Part of the series of explicit functors giving category equivalences:
cliffordModule
cliffordModuleToCIResolution
cliffordModuleToMatrixFactorization
ciModuleToMatrixFactorization
ciModuleToCliffordModule
A Clifford module M on the Clifford algebra C:=Cliff(qq) of a quadratic form qq has keys evenOperator and oddOperator, the list of the even operators uEv_i : M_0 \to M_1 and the odd operators uOdd_i : M_1 \to M_0, which form a representation of C.

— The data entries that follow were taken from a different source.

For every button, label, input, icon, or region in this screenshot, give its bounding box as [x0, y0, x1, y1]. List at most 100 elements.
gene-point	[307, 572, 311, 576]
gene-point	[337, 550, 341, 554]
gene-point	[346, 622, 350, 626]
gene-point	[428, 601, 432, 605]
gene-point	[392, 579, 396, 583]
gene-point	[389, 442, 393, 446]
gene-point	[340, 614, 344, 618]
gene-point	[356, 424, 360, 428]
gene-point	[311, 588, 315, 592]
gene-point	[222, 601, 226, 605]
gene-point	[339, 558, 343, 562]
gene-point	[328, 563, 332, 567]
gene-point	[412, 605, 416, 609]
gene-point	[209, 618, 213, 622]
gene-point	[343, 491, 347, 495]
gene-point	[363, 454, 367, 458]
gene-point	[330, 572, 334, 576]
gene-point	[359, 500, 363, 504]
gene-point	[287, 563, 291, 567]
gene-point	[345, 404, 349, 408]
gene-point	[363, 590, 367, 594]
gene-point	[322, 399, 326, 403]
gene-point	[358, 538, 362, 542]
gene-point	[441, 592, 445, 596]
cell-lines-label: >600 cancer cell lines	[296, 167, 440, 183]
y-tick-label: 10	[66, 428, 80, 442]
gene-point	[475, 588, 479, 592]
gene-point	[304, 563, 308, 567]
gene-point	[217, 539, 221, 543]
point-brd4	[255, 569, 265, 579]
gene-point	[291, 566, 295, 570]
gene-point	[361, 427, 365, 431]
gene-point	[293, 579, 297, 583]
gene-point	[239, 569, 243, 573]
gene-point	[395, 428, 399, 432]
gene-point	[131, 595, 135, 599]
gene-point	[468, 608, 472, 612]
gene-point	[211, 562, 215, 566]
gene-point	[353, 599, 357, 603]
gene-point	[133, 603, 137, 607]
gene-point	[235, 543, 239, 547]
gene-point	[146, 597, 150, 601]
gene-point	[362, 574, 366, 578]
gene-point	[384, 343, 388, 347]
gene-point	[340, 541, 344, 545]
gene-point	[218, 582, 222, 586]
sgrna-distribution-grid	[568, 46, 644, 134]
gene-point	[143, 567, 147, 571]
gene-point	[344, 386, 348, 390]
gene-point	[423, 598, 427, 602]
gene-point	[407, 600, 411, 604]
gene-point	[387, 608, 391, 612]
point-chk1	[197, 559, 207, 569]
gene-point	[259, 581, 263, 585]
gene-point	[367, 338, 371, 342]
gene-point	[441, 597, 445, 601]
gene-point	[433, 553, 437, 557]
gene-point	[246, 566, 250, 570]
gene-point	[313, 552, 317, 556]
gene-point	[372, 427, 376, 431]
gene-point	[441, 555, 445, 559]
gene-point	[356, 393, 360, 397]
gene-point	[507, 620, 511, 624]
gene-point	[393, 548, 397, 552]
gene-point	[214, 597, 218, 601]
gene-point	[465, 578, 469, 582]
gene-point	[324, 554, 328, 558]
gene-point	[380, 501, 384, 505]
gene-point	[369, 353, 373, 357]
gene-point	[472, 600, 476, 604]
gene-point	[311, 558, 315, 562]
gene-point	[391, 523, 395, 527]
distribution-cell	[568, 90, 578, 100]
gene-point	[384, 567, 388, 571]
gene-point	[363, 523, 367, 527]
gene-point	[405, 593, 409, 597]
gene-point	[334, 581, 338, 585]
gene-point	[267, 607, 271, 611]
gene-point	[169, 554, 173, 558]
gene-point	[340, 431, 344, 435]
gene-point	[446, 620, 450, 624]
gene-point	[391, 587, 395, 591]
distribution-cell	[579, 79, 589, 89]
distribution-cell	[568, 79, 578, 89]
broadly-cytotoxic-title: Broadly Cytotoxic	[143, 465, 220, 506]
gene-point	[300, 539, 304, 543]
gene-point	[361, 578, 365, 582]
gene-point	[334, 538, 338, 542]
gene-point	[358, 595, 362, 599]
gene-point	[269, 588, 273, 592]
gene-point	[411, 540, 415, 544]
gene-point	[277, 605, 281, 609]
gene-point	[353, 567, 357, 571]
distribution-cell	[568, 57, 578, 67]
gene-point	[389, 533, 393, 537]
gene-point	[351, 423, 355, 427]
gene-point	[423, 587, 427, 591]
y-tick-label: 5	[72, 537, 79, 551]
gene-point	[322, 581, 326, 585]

From this representation we read off a matrix factorization (M1, M2) of qq.
i1 : kk=ZZ/101; |
i2 : g=1; |
i3 : rNP=randNicePencil(kk,g); |
i4 : qq=rNP.quadraticForm; |
i5 : S=rNP.qqRing; |
i6 : cM=cliffordModule(rNP.matFact1,rNP.matFact2,rNP.baseRing) o6 = CliffordModule{...6...} o6 : CliffordModule |
i7 : (M1,M2)=cliffordModuleToMatrixFactorization(cM,S); |
i8 : r=rank source M1 o8 = 8 |
i9 : M1*M2 - qq*id_(S^r) == 0 o9 = true |
i10 : M1 == rNP.matFact1 o10 = true |
i11 : M2 == rNP.matFact2 o11 = true |
i12 : cMu=cliffordModule(rNP.matFactu1,rNP.matFactu2,rNP.baseRing) o12 = CliffordModule{...6...} o12 : CliffordModule |
i13 : (Mu1,Mu2)=cliffordModuleToMatrixFactorization(cMu,S); |
i14 : ru=rank source Mu1 o14 = 4 |
i15 : Mu1*Mu2 - qq*id_(S^ru) == 0 o15 = true |
i16 : Mu1 == rNP.matFactu1 o16 = true |
i17 : Mu2 == rNP.matFactu2 o17 = true |
The object cliffordModuleToMatrixFactorization is a method function.